High-Dose Aspirin Preferred in Kawasaki disease

Dr. Anita Dhanrajani and associates reviewed charts of patients with Kawasaki disease (KD) from two Canadian centres to assess the impact of ASA dose on IVIG resistance (operationally defined as administration of a second dose of IVIG). Both centres used standard IVIG dosing, but centre 1 used low-dose ASA from diagnosis (3-5 mg/kg/day) while centre 2 used initial high-dose ASA (80-100 mg/kg/day).
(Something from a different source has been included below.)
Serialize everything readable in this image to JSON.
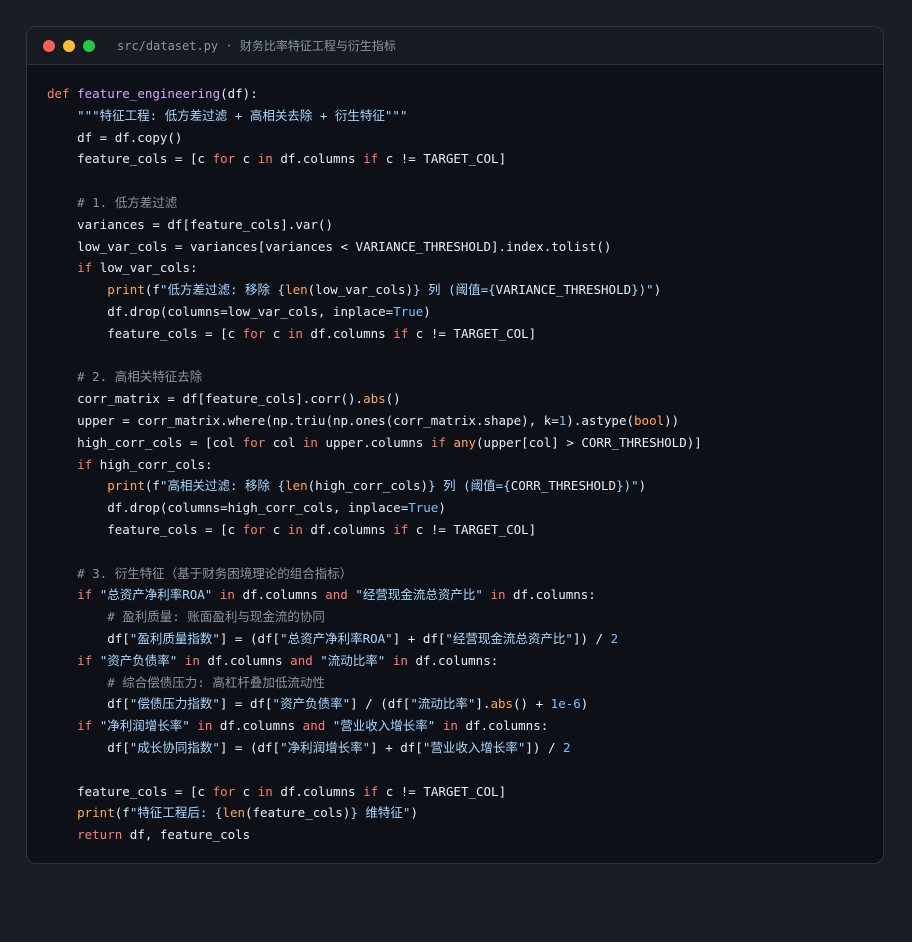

The researchers found that high dose of Aspirin decreased probability of IVIG re-treatment in Kawasaki disease.

Kawasaki disease (KD) is an acute childhood vasculitis that may result in coronary aneurysms. Treatment of Kawasaki disease (KD) with a single infusion of 2g/kg intravenous immunoglobulin (IVIG) is well established, but acetyl-salicylic acid (ASA) dose remains controversial.

In one hospital where low-dose acetylsalicylic acid (ASA; 3 to 5 mg/kg/day) was routinely used, 23% of patients were given a second infusion of IVIG, compared with 8.7% of those treated in another hospital where high-dose ASA (80 to 100 mg/kg/day) was used (P=0.003), according to Anita Dhanrajani, MBBS, of British Columbia Children’s Hospital in Vancouver, and colleagues.

It was found that there were no significant differences in baseline characteristics between the two centres. Re-treatment with a second dose of IVIG was required in 28/122 (23%) patients treated with low-dose ASA, and in 11/127 (8.7%) patients treated with high-dose ASA (p=0.003). After adjusting for confounders, low-dose ASA was associated with higher odds of IVIG resistance (OR=3.2, 95% CI 1.1, 9.1). The mean duration of hospital stay was 4.1 and 4.7 days, respectively (p= 0.37). Coronary artery aneurysms were seen in 2/117 and 6/125 patients from centre 1 and 2, respectively (p= 0.28).

The authors concluded that low-dose ASA was associated with 3 times higher odds of IVIG re-treatment compared to high-dose ASA, with no significant difference in duration of hospital stay or incidence of coronary artery aneurysms.

The research findings were reported online in Arthritis Care & Research.